Teaching students try to survive tough job market

It's a tough time to be a graduating college student trying to get a teaching job. New York State lawmakers just put the finishing touches on a $132 billion budget that includes cutting more than a billion dollars in state aid to schools. That's forced many districts to start laying off teachers and eliminating positions.

SUNY Cortland has one of the largest education schools in the area. 50% of SUNY-Cortland grads leave school with a teaching certificate. CNYcentral's Jessica Cain spoke to some today on campus. Many students are worried about getting into the profession with all the layoffs in the news and a second tough budget year looming for districts in the fall.

"I think I'm going to have to move," says Justin Drinkwine, who is studying to be a physical education teacher. "I think I'm going to have to go south."

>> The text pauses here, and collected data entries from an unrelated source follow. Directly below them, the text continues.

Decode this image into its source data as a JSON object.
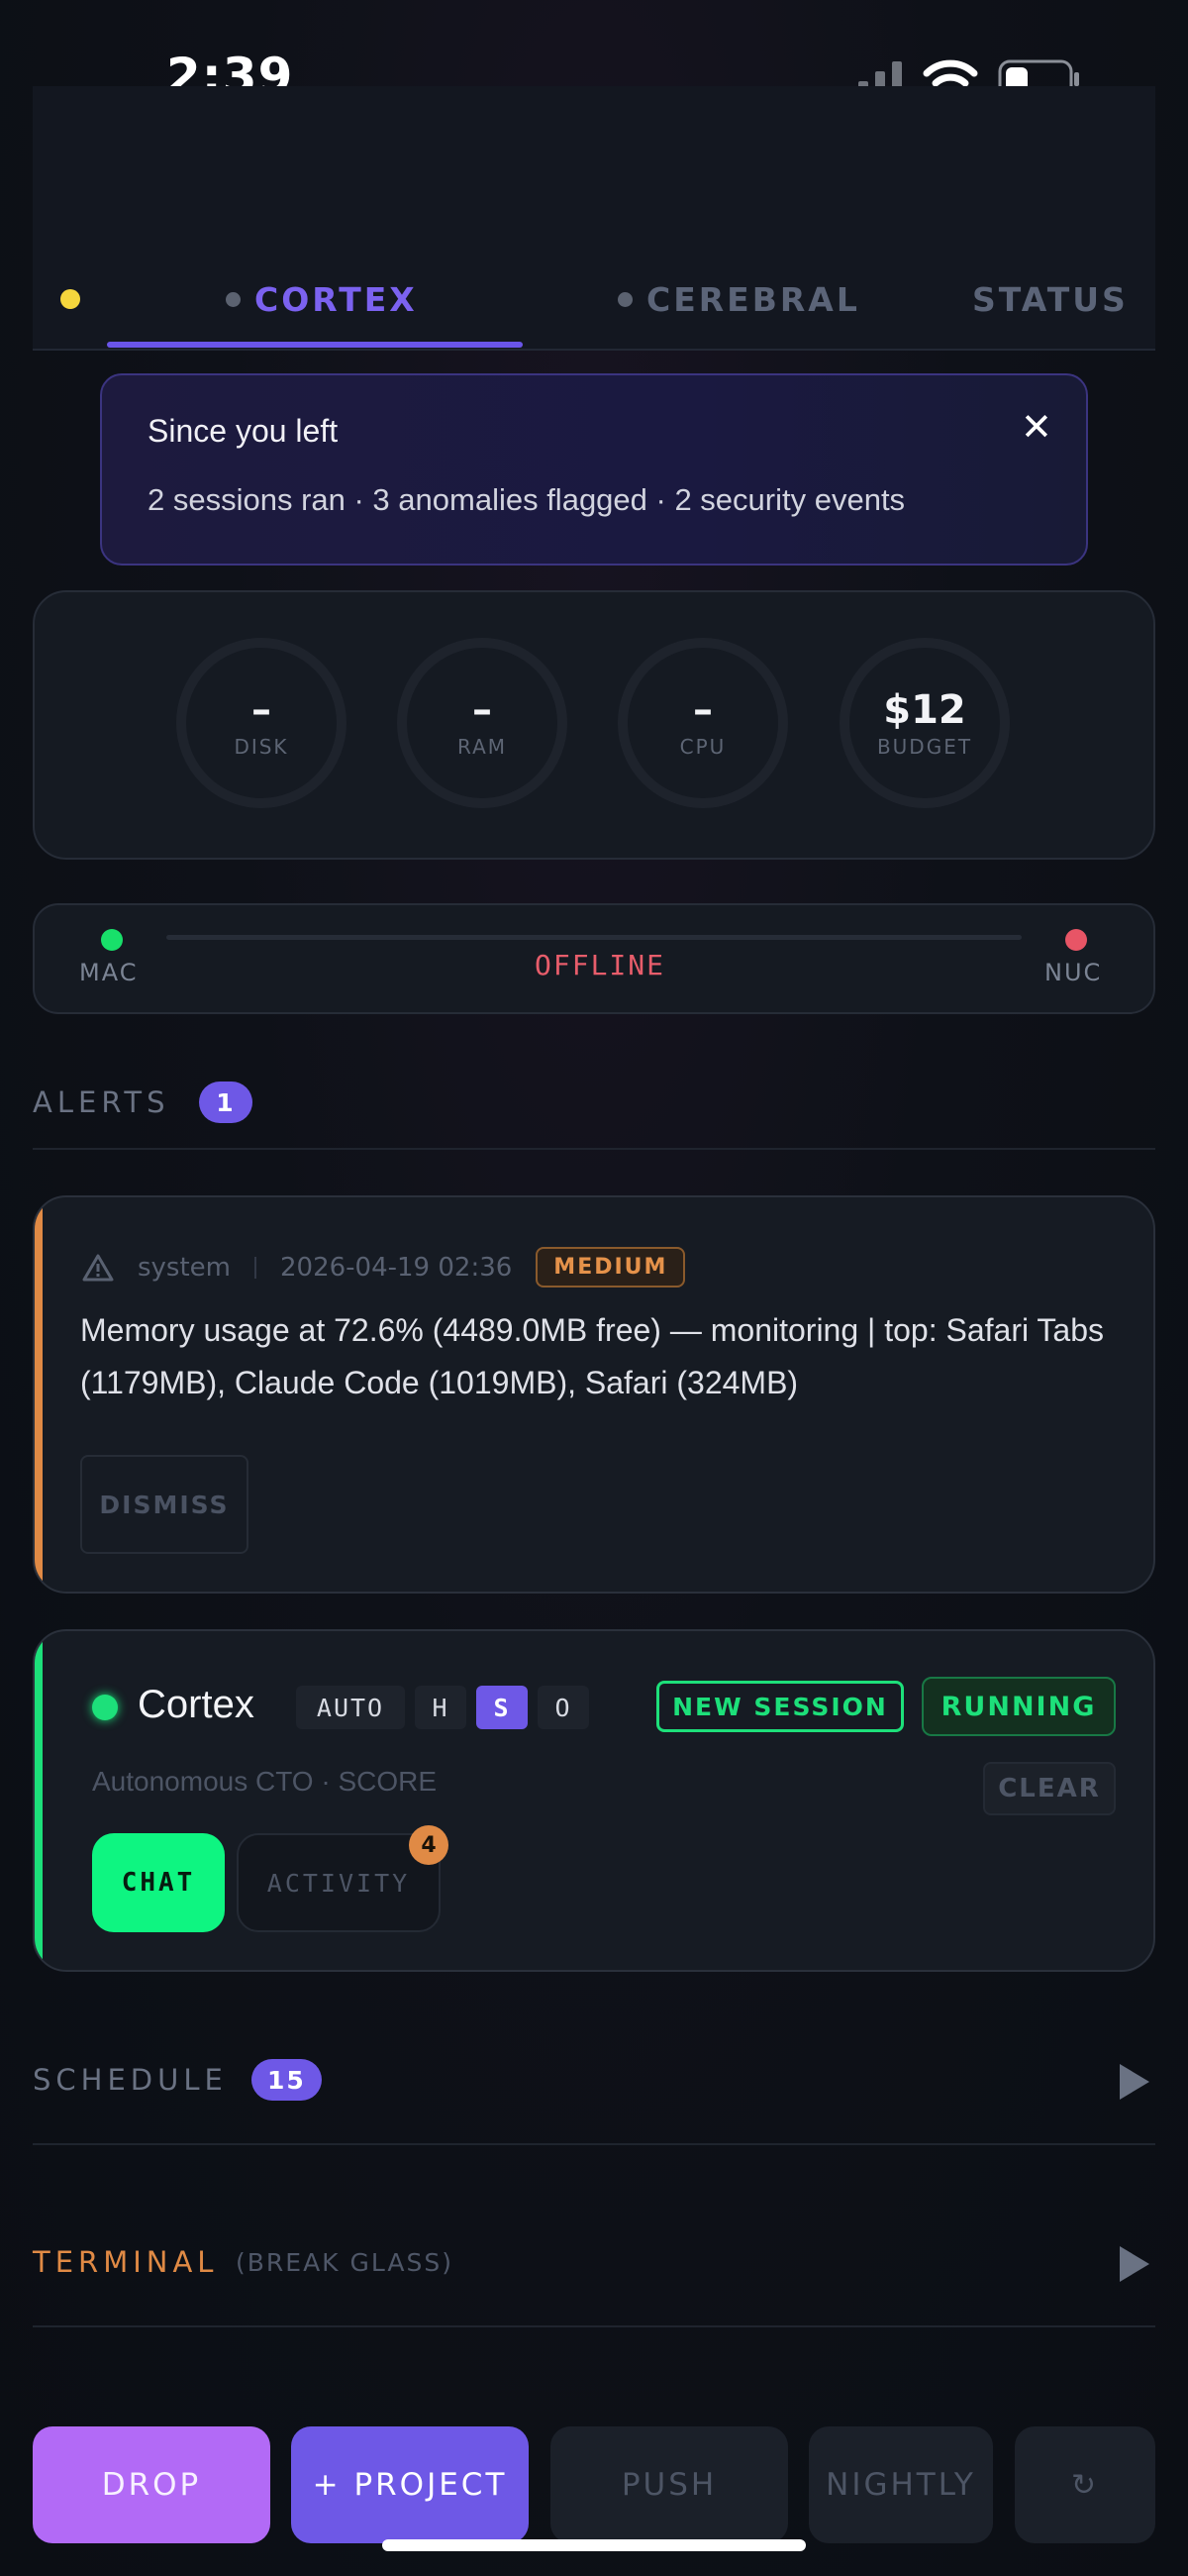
{
  "status_bar": {
    "time": "2:39"
  },
  "tabs": [
    {
      "label": "CORTEX",
      "active": true
    },
    {
      "label": "CEREBRAL",
      "active": false
    },
    {
      "label": "STATUS",
      "active": false
    }
  ],
  "since_banner": {
    "title": "Since you left",
    "body": "2 sessions ran · 3 anomalies flagged · 2 security events",
    "close": "✕"
  },
  "gauges": [
    {
      "value": "–",
      "label": "DISK"
    },
    {
      "value": "–",
      "label": "RAM"
    },
    {
      "value": "–",
      "label": "CPU"
    },
    {
      "value": "$12",
      "label": "BUDGET"
    }
  ],
  "connection": {
    "left_label": "MAC",
    "right_label": "NUC",
    "status": "OFFLINE",
    "left_color": "#18e06a",
    "right_color": "#e85566"
  },
  "alerts": {
    "label": "ALERTS",
    "count": "1",
    "items": [
      {
        "source": "system",
        "timestamp": "2026-04-19 02:36",
        "severity": "MEDIUM",
        "message": "Memory usage at 72.6% (4489.0MB free) — monitoring | top: Safari Tabs (1179MB), Claude Code (1019MB), Safari (324MB)",
        "dismiss_label": "DISMISS",
        "accent": "#e08a45"
      }
    ]
  },
  "session": {
    "name": "Cortex",
    "modes": [
      "AUTO",
      "H",
      "S",
      "O"
    ],
    "active_mode": "S",
    "new_session_label": "NEW SESSION",
    "state": "RUNNING",
    "subtitle": "Autonomous CTO · SCORE",
    "clear_label": "CLEAR",
    "chat_label": "CHAT",
    "activity_label": "ACTIVITY",
    "activity_count": "4",
    "accent": "#1de07a"
  },
  "schedule": {
    "label": "SCHEDULE",
    "count": "15"
  },
  "terminal": {
    "label": "TERMINAL",
    "sublabel": "(BREAK GLASS)"
  },
  "bottom_buttons": {
    "drop": "DROP",
    "project": "+ PROJECT",
    "push": "PUSH",
    "nightly": "NIGHTLY",
    "refresh": "↻"
  }
}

"It's kind of discouraging," says freshman education major Charlotte Heavern. "It kind of makes me not want to stay in the area, even though that's where I'm from."

CNYcentral s poke to someone at Cortland State Career Services. The organization helps students organize the tools they need to get jobs once they leave school. Experts tell us that many students have to be more flexible going out of the state to find an open position. North Carolina, South Carolina, Maryland, and Texas have been good states for teaching jobs.

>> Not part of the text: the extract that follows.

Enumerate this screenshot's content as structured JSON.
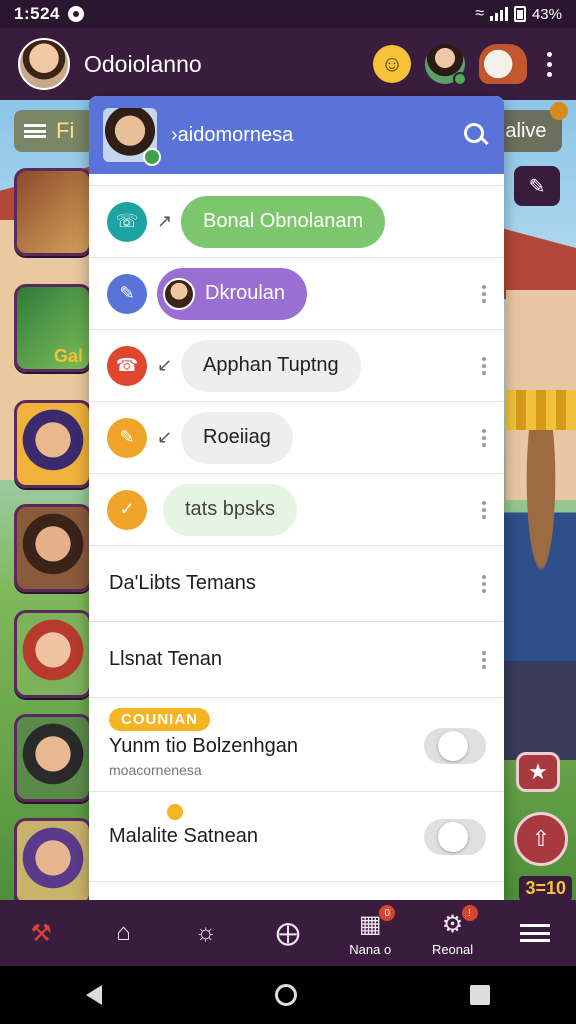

"New York state is in really bad shape right now," says Career Services Director John Shirley. "Most of our students are having much better luck out of state."

Career Services recommend s that students bulk up their resume by becoming certified in at least two different areas. That could give students more options when they look for positions.

According to a survey of SUNY Cortland graduates from 2009, 10% of graduates were unemployed and seeking a job. That's up from a historical average of about 7%. However, Career Services workers expect to see better results from the Class of 2010.